Invisible Venture Capital
The pure definition of the rather murky term, invisible venture capital, is simply capital provided by angel investors. An understanding of angel investors helps explain the term.
An angel investor differs from a venture capitalist primarily in the fact they are providing their own funds in the investment. The level of involvement in the equity and management position of the company will tend to vary from angel investor to angel investor, but the main difference is they are not managing a fund raised from the investments of third parties, but our using their own. The term invisible venture capital is often used to describe funds provided by angel investors.
The origin of the term comes from the idea that invisible venture capital can be kept much more private than a venture capital fund can afford. The venture capital fund is managing the funds of third party investors and has a basic responsibility to justify their decisions and to report their results. Beyond the reality of disclosure, the venture capital fund will welcome the scrutiny because they are also in the business of raising venture capital to invest.

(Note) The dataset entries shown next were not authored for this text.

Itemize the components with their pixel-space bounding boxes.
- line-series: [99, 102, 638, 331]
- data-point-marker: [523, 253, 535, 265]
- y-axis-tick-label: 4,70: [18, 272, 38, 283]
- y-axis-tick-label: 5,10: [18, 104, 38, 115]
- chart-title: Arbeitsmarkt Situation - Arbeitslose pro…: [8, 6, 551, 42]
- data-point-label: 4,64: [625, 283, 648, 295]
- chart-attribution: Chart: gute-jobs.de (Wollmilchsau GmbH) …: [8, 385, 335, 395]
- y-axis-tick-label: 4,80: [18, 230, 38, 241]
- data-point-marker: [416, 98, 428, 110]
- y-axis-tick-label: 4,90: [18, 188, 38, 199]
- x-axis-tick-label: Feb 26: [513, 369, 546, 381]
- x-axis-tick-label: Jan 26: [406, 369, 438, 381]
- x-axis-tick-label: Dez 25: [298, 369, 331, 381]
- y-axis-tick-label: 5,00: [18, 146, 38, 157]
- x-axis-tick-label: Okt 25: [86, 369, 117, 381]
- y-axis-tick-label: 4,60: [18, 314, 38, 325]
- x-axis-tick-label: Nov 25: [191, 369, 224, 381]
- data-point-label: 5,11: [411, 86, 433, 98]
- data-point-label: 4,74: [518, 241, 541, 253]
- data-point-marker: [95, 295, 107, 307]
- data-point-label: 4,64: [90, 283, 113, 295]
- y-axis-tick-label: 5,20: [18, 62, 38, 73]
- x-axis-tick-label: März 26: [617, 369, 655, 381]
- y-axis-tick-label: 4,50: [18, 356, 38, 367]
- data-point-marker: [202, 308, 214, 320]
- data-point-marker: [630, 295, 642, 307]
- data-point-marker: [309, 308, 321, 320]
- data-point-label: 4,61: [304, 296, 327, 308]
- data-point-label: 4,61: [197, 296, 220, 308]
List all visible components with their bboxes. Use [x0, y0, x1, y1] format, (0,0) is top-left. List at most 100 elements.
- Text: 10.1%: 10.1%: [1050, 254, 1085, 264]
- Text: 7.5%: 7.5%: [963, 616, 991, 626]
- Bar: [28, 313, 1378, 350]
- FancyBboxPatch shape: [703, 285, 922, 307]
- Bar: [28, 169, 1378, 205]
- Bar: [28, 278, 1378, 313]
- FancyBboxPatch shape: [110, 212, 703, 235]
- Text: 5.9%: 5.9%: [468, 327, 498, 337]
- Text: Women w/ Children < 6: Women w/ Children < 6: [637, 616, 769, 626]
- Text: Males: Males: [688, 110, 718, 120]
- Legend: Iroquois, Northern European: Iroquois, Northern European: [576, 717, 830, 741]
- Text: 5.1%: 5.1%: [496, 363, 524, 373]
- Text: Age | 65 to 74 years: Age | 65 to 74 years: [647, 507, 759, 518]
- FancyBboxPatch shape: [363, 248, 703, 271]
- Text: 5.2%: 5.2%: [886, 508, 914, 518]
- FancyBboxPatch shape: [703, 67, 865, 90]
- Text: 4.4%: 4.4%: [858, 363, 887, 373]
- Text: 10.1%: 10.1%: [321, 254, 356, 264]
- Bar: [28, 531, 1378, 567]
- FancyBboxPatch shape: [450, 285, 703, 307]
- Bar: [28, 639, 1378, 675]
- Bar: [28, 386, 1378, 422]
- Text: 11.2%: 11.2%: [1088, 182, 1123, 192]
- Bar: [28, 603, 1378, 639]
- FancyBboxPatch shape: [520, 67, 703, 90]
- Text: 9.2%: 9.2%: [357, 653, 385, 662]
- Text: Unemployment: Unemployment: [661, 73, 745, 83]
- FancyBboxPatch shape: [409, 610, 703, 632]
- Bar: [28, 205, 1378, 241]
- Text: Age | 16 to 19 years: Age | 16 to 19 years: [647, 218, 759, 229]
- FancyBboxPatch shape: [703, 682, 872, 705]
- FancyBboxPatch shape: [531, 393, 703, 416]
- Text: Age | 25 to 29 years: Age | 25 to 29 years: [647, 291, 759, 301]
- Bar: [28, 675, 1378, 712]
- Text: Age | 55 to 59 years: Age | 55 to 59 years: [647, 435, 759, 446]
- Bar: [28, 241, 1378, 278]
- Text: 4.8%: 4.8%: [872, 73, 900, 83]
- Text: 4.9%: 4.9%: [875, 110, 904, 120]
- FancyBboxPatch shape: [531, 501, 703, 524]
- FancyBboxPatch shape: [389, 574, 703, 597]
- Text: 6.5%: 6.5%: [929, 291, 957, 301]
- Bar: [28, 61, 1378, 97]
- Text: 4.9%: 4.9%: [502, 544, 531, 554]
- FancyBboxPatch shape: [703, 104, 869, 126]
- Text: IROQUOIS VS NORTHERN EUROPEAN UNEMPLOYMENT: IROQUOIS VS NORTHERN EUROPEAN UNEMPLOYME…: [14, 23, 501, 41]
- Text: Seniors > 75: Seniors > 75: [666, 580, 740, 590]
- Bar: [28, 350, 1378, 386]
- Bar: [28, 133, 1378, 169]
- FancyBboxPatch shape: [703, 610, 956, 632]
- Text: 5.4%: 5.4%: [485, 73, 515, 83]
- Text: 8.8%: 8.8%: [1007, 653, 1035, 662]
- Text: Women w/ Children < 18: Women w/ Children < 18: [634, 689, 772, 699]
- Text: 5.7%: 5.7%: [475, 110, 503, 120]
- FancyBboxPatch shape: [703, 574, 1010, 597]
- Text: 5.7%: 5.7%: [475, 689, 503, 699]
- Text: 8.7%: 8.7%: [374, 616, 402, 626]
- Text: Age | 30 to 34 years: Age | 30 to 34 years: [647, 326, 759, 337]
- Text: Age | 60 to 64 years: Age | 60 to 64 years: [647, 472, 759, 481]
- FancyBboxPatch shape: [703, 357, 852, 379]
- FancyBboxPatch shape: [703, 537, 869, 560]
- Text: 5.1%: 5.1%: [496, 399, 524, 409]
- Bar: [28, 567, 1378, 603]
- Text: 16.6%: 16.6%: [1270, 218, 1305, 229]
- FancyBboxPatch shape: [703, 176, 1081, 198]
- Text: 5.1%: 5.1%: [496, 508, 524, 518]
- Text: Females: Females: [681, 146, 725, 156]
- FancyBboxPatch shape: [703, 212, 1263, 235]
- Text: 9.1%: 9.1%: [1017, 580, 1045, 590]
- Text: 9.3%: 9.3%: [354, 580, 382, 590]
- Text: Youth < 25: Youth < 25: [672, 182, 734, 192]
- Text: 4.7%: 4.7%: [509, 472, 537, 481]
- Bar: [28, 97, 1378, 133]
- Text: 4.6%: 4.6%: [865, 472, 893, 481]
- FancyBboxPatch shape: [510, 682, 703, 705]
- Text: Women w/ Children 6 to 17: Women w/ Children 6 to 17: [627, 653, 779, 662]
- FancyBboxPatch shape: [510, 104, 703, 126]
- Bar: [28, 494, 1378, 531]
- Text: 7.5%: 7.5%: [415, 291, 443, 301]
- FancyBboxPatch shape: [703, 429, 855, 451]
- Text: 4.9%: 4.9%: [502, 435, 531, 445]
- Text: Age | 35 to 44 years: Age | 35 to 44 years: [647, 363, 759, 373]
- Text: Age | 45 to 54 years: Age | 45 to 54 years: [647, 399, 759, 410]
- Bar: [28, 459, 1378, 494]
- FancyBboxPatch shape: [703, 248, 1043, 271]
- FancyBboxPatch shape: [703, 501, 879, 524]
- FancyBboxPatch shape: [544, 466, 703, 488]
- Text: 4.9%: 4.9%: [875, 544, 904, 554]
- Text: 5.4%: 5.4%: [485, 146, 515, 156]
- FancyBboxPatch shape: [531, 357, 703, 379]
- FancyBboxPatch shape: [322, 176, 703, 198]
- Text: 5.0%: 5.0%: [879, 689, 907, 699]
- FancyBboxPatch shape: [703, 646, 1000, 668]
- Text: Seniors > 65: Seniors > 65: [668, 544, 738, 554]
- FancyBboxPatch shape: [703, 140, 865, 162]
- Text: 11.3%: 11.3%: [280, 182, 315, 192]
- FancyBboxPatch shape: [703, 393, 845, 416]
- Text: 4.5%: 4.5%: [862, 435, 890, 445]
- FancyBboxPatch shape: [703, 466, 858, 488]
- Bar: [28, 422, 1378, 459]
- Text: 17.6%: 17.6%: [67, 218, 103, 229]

If their investments are wise and profitable, as they should be, they will not object to beating their drums a bit.
The angel investor is not answerable to anyone but themselves and the internal revenue service. The nature of their results and the criteria for their investments decisions need not be a matter of public record. Although angel investors are often joined into groups for the purpose of investing, they remain answerable only to their fellow investors and not the general public. This has made the funding of ventures via angel investors a bit less public and leads to the term, invisible venture capital.
The term unnerves some potential entrepreneurs with its suggestion that it is either not real capital or even is illegal capital. Of course, this is silly, but does point out that the more private nature of the angel investor solution requires a bit of “due diligence” on the part of the entrepreneur. Despite the name, invisible venture capital normally comes from well known private investors. Their reputations and their credentials are usually a matter of public record. If they are choosing to get involve in a management role, they normally are doing so because of vast experience as much as a desire to micro-manage their own investment.
The more important term to the entrepreneur is really “angel” investor. The history of invisible venture capital provided by angel investors has been one of many miracle cures. The angel investors have turned disaster into triumph and failure into success time and time again. They appear, like angels, when all seems dark and no other viable solutions seem to be presenting themselves. Do not let the name, invisible venture capital, fool you, it and the results it can produce are very tangible.